»In which we get all huffy about the vocabulary
A list of pompous-ass (hyphen mine) words, including citations and deconstruction. The site's author rails against these words, suggesting that they are the enemy: we should know them, and never use them. An example:
Word: in medias resSynonymous with: (Latin) In the middle of things: used esp. of a narrative that opens in the middle rather than at the chronological beginning.
Example: Time magazine took care of it in its review of installment 2 of Lord of the Rings. From http://www.time.com/time/covers/1101021202/story.html:
It begins in medias res, as though you had just stepped out for a few seconds to get more popcorn. If you didn't see last year's The Fellowship of the Ring, Peter Jackson, the trilogy's wizardly director, isn't about to cut you any slack.

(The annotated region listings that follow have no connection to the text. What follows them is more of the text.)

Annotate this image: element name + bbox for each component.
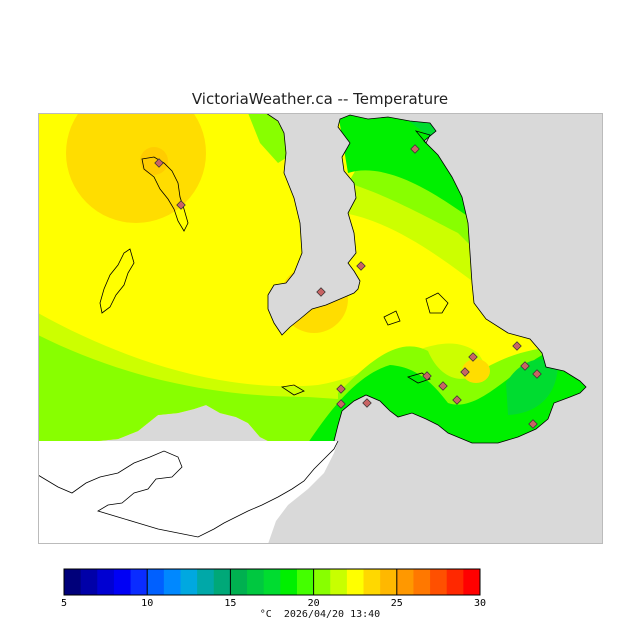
station-marker-icon	[176, 200, 186, 210]
island-west	[99, 248, 135, 314]
timestamp: 2026/04/20 13:40	[283, 609, 381, 620]
mainland-coast	[265, 113, 587, 444]
station-marker-icon	[410, 144, 420, 154]
legend-tick-label: 5	[61, 598, 67, 608]
station-marker-icon	[532, 369, 542, 379]
legend-cell	[213, 569, 231, 595]
legend-cell	[430, 569, 448, 595]
band-17-18-north	[348, 133, 518, 303]
legend-cells	[63, 568, 481, 596]
band-17-18	[38, 335, 348, 449]
island-salt-spring	[141, 156, 189, 232]
legend-tick-label: 15	[224, 598, 236, 608]
legend-cell	[163, 569, 181, 595]
legend-cell	[113, 569, 132, 595]
legend-cell	[380, 569, 398, 595]
map-frame	[38, 113, 603, 544]
station-marker-icon	[520, 361, 530, 371]
no-data-region	[38, 441, 338, 544]
island-small-1	[280, 384, 305, 396]
legend-cell	[64, 569, 82, 595]
island-small-3	[425, 292, 449, 314]
band-20-21-east	[462, 359, 490, 383]
legend-cell	[446, 569, 464, 595]
legend-cell	[97, 569, 115, 595]
legend-tick-label: 10	[141, 598, 153, 608]
legend-cell	[463, 569, 481, 595]
legend-tick-label: 30	[474, 598, 486, 608]
legend-cell	[80, 569, 98, 595]
band-20-21-northwest-core	[140, 147, 168, 175]
legend-tick-label: 25	[391, 598, 403, 608]
unit-label: °C	[259, 609, 272, 620]
color-scale-legend: 5 10 15 20 25 30	[61, 568, 486, 608]
station-marker-icon	[438, 381, 448, 391]
legend-cell	[330, 569, 348, 595]
temperature-map[interactable]	[38, 113, 603, 544]
station-marker-icon	[362, 398, 372, 408]
legend-cell	[230, 569, 248, 595]
map-footer: °C 2026/04/20 13:40	[0, 609, 640, 620]
legend-cell	[247, 569, 265, 595]
legend-cell	[346, 569, 365, 595]
legend-cell	[280, 569, 298, 595]
station-marker-icon	[528, 419, 538, 429]
band-15-16	[506, 359, 558, 415]
station-marker-icon	[460, 367, 470, 377]
map-title: VictoriaWeather.ca -- Temperature	[191, 90, 449, 108]
station-marker-icon	[422, 371, 432, 381]
station-marker-icon	[356, 261, 366, 271]
island-small-4	[407, 372, 431, 384]
legend-cell	[197, 569, 215, 595]
station-marker-icon	[316, 287, 326, 297]
station-marker-icon	[336, 384, 346, 394]
legend-cell	[413, 569, 431, 595]
station-marker-icon	[154, 158, 164, 168]
coastlines	[38, 113, 587, 538]
band-20-21-northwest	[66, 113, 206, 223]
legend-cell	[363, 569, 381, 595]
island-ne-1	[414, 130, 431, 144]
station-marker-icon	[468, 352, 478, 362]
station-marker-icon	[452, 395, 462, 405]
legend-tick-label: 20	[308, 598, 320, 608]
station-marker-icon	[512, 341, 522, 351]
legend-ticks: 5 10 15 20 25 30	[61, 569, 486, 608]
legend-cell	[180, 569, 198, 595]
legend-cell	[130, 569, 148, 595]
south-coast	[38, 440, 339, 538]
island-small-2	[383, 310, 401, 326]
legend-cell	[313, 569, 331, 595]
legend-cell	[147, 569, 165, 595]
station-marker-icon	[336, 399, 346, 409]
legend-cell	[296, 569, 315, 595]
legend-cell	[396, 569, 414, 595]
legend-cell	[263, 569, 281, 595]
stations	[154, 144, 542, 429]
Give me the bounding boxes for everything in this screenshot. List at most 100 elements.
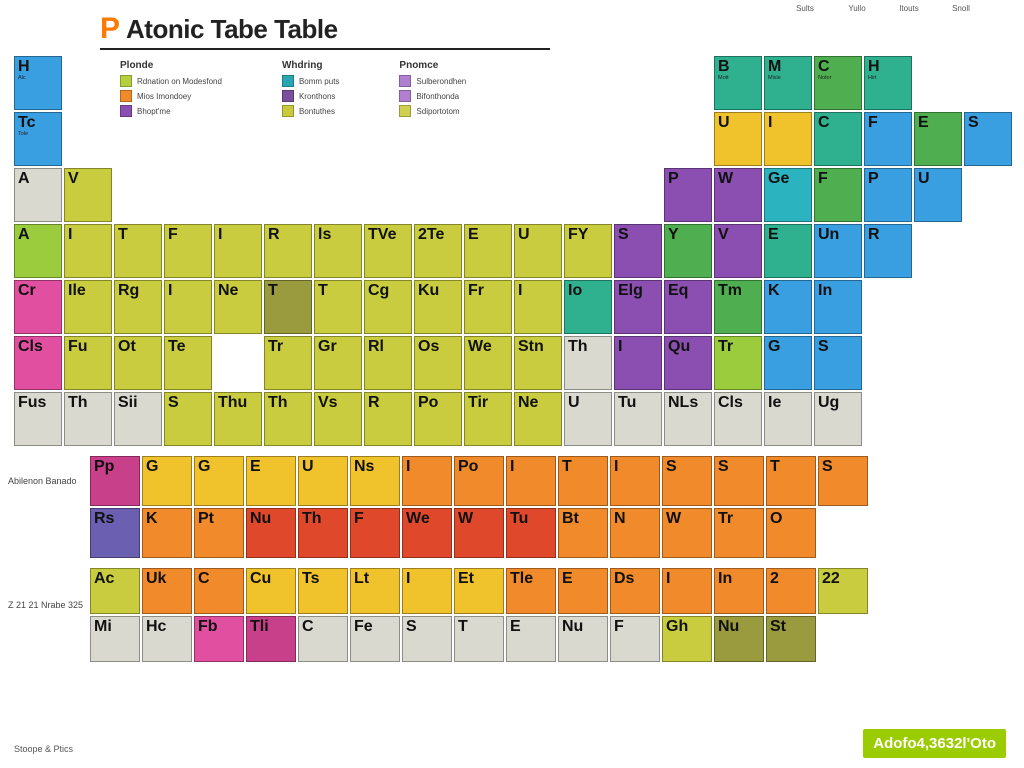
- element-cell[interactable]: Ku: [414, 280, 462, 334]
- element-cell[interactable]: We: [402, 508, 452, 558]
- element-cell[interactable]: C: [814, 112, 862, 166]
- element-cell[interactable]: Th: [564, 336, 612, 390]
- element-cell[interactable]: T: [454, 616, 504, 662]
- element-cell[interactable]: Qu: [664, 336, 712, 390]
- element-cell[interactable]: NLs: [664, 392, 712, 446]
- element-cell[interactable]: Fe: [350, 616, 400, 662]
- element-cell[interactable]: 2Te: [414, 224, 462, 278]
- element-cell[interactable]: Rg: [114, 280, 162, 334]
- element-cell[interactable]: U: [914, 168, 962, 222]
- element-cell[interactable]: F: [164, 224, 212, 278]
- element-cell[interactable]: I: [214, 224, 262, 278]
- element-cell[interactable]: E: [464, 224, 512, 278]
- element-cell[interactable]: Ds: [610, 568, 660, 614]
- element-cell[interactable]: Cls: [14, 336, 62, 390]
- element-cell[interactable]: HHirt: [864, 56, 912, 110]
- element-cell[interactable]: Nu: [714, 616, 764, 662]
- element-cell[interactable]: Tli: [246, 616, 296, 662]
- element-cell[interactable]: In: [814, 280, 862, 334]
- element-cell[interactable]: W: [454, 508, 504, 558]
- element-cell[interactable]: Rl: [364, 336, 412, 390]
- element-cell[interactable]: E: [506, 616, 556, 662]
- element-cell[interactable]: S: [614, 224, 662, 278]
- element-cell[interactable]: Cls: [714, 392, 762, 446]
- element-cell[interactable]: E: [558, 568, 608, 614]
- element-cell[interactable]: I: [402, 456, 452, 506]
- element-cell[interactable]: G: [764, 336, 812, 390]
- element-cell[interactable]: We: [464, 336, 512, 390]
- element-cell[interactable]: Fu: [64, 336, 112, 390]
- element-cell[interactable]: HAlc: [14, 56, 62, 110]
- element-cell[interactable]: Ge: [764, 168, 812, 222]
- element-cell[interactable]: A: [14, 224, 62, 278]
- element-cell[interactable]: 22: [818, 568, 868, 614]
- element-cell[interactable]: K: [142, 508, 192, 558]
- element-cell[interactable]: A: [14, 168, 62, 222]
- element-cell[interactable]: Cg: [364, 280, 412, 334]
- element-cell[interactable]: I: [514, 280, 562, 334]
- element-cell[interactable]: Po: [454, 456, 504, 506]
- element-cell[interactable]: Po: [414, 392, 462, 446]
- element-cell[interactable]: C: [298, 616, 348, 662]
- element-cell[interactable]: TVe: [364, 224, 412, 278]
- element-cell[interactable]: K: [764, 280, 812, 334]
- element-cell[interactable]: Tu: [506, 508, 556, 558]
- element-cell[interactable]: G: [142, 456, 192, 506]
- element-cell[interactable]: Y: [664, 224, 712, 278]
- element-cell[interactable]: Pt: [194, 508, 244, 558]
- element-cell[interactable]: Nu: [558, 616, 608, 662]
- element-cell[interactable]: Os: [414, 336, 462, 390]
- element-cell[interactable]: Fus: [14, 392, 62, 446]
- element-cell[interactable]: I: [610, 456, 660, 506]
- element-cell[interactable]: MMisle: [764, 56, 812, 110]
- element-cell[interactable]: T: [114, 224, 162, 278]
- element-cell[interactable]: Tir: [464, 392, 512, 446]
- element-cell[interactable]: T: [558, 456, 608, 506]
- element-cell[interactable]: BMott: [714, 56, 762, 110]
- element-cell[interactable]: Cu: [246, 568, 296, 614]
- element-cell[interactable]: C: [194, 568, 244, 614]
- element-cell[interactable]: Rs: [90, 508, 140, 558]
- element-cell[interactable]: P: [664, 168, 712, 222]
- element-cell[interactable]: I: [614, 336, 662, 390]
- element-cell[interactable]: Gh: [662, 616, 712, 662]
- element-cell[interactable]: Th: [298, 508, 348, 558]
- element-cell[interactable]: N: [610, 508, 660, 558]
- element-cell[interactable]: I: [662, 568, 712, 614]
- element-cell[interactable]: Fb: [194, 616, 244, 662]
- element-cell[interactable]: S: [814, 336, 862, 390]
- element-cell[interactable]: E: [764, 224, 812, 278]
- element-cell[interactable]: Tm: [714, 280, 762, 334]
- element-cell[interactable]: St: [766, 616, 816, 662]
- element-cell[interactable]: Stn: [514, 336, 562, 390]
- element-cell[interactable]: CNotor: [814, 56, 862, 110]
- element-cell[interactable]: Eq: [664, 280, 712, 334]
- element-cell[interactable]: FY: [564, 224, 612, 278]
- element-cell[interactable]: Gr: [314, 336, 362, 390]
- element-cell[interactable]: Ie: [764, 392, 812, 446]
- element-cell[interactable]: W: [714, 168, 762, 222]
- element-cell[interactable]: Tle: [506, 568, 556, 614]
- element-cell[interactable]: T: [264, 280, 312, 334]
- element-cell[interactable]: S: [818, 456, 868, 506]
- element-cell[interactable]: Tr: [714, 336, 762, 390]
- element-cell[interactable]: T: [314, 280, 362, 334]
- element-cell[interactable]: Bt: [558, 508, 608, 558]
- element-cell[interactable]: W: [662, 508, 712, 558]
- element-cell[interactable]: Hc: [142, 616, 192, 662]
- element-cell[interactable]: U: [564, 392, 612, 446]
- element-cell[interactable]: TcTole: [14, 112, 62, 166]
- element-cell[interactable]: U: [714, 112, 762, 166]
- element-cell[interactable]: T: [766, 456, 816, 506]
- element-cell[interactable]: Ne: [514, 392, 562, 446]
- element-cell[interactable]: Te: [164, 336, 212, 390]
- element-cell[interactable]: Mi: [90, 616, 140, 662]
- element-cell[interactable]: Fr: [464, 280, 512, 334]
- element-cell[interactable]: Pp: [90, 456, 140, 506]
- element-cell[interactable]: 2: [766, 568, 816, 614]
- element-cell[interactable]: In: [714, 568, 764, 614]
- element-cell[interactable]: F: [350, 508, 400, 558]
- element-cell[interactable]: Ac: [90, 568, 140, 614]
- element-cell[interactable]: Ug: [814, 392, 862, 446]
- element-cell[interactable]: F: [814, 168, 862, 222]
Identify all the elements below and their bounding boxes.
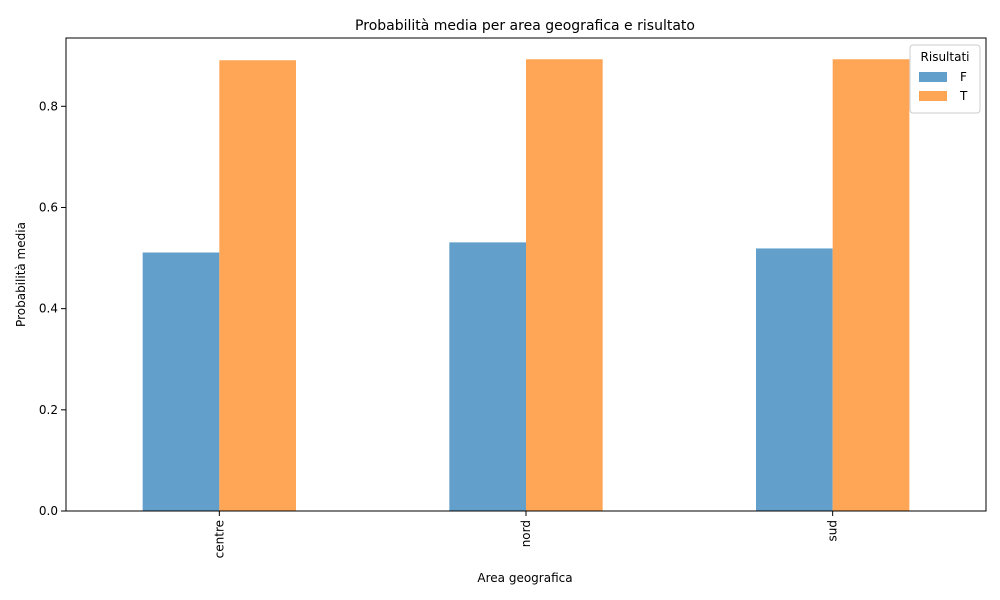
y-tick-label: 0.4 xyxy=(39,302,58,316)
legend-title: Risultati xyxy=(921,50,970,64)
legend-swatch-F xyxy=(919,72,947,82)
x-tick-label: nord xyxy=(519,520,533,547)
bar-T-sud xyxy=(832,59,910,511)
bar-T-nord xyxy=(526,59,603,511)
chart-title: Probabilità media per area geografica e … xyxy=(355,18,695,34)
legend-label-T: T xyxy=(959,89,968,103)
legend-label-F: F xyxy=(960,70,967,84)
bar-T-centre xyxy=(219,60,296,512)
x-axis: centre nord sud xyxy=(212,511,840,558)
y-tick-label: 0.6 xyxy=(39,200,58,214)
bar-F-nord xyxy=(449,242,526,511)
y-tick-label: 0.8 xyxy=(39,99,58,113)
legend: Risultati FT xyxy=(909,44,981,114)
y-tick-label: 0.2 xyxy=(39,403,58,417)
bar-F-sud xyxy=(756,248,833,511)
plot-area xyxy=(142,59,910,512)
y-axis-label: Probabilità media xyxy=(14,222,28,327)
x-axis-label: Area geografica xyxy=(477,571,572,585)
x-tick-label: sud xyxy=(826,520,840,541)
bar-F-centre xyxy=(142,252,220,511)
x-tick-label: centre xyxy=(212,520,226,558)
y-axis: 0.0 0.2 0.4 0.6 0.8 xyxy=(39,99,66,518)
legend-swatch-T xyxy=(919,91,947,101)
y-tick-label: 0.0 xyxy=(39,504,58,518)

Even though it's clear enough in context, it could have been removed entirely with no loss of meaning. Having it in there broke up the flow at the very beginning of the article because I stopped to wonder "what is that?!"
Makes me wonder what my very-expensive liberal-arts education was for, if not to read bloody Time bloody magazine. Oh, yes, it's for reading comics online.
Smartass.
For my part, I consider certain contemporary notions disrespectful to, inconsiderate of, or resulting from a misunderstanding of, English. Turning a perfectly good noun, such as contact into a verb (a phenomenon); or creating a verb like burglarize out of burglar, when one could use the extant burgle (whence the burglar himself); or ravaging the verb to make a noun, such as utilization, while use, a poor monosyllable cousin, sits idly by. But English, she evolves, and I shrug.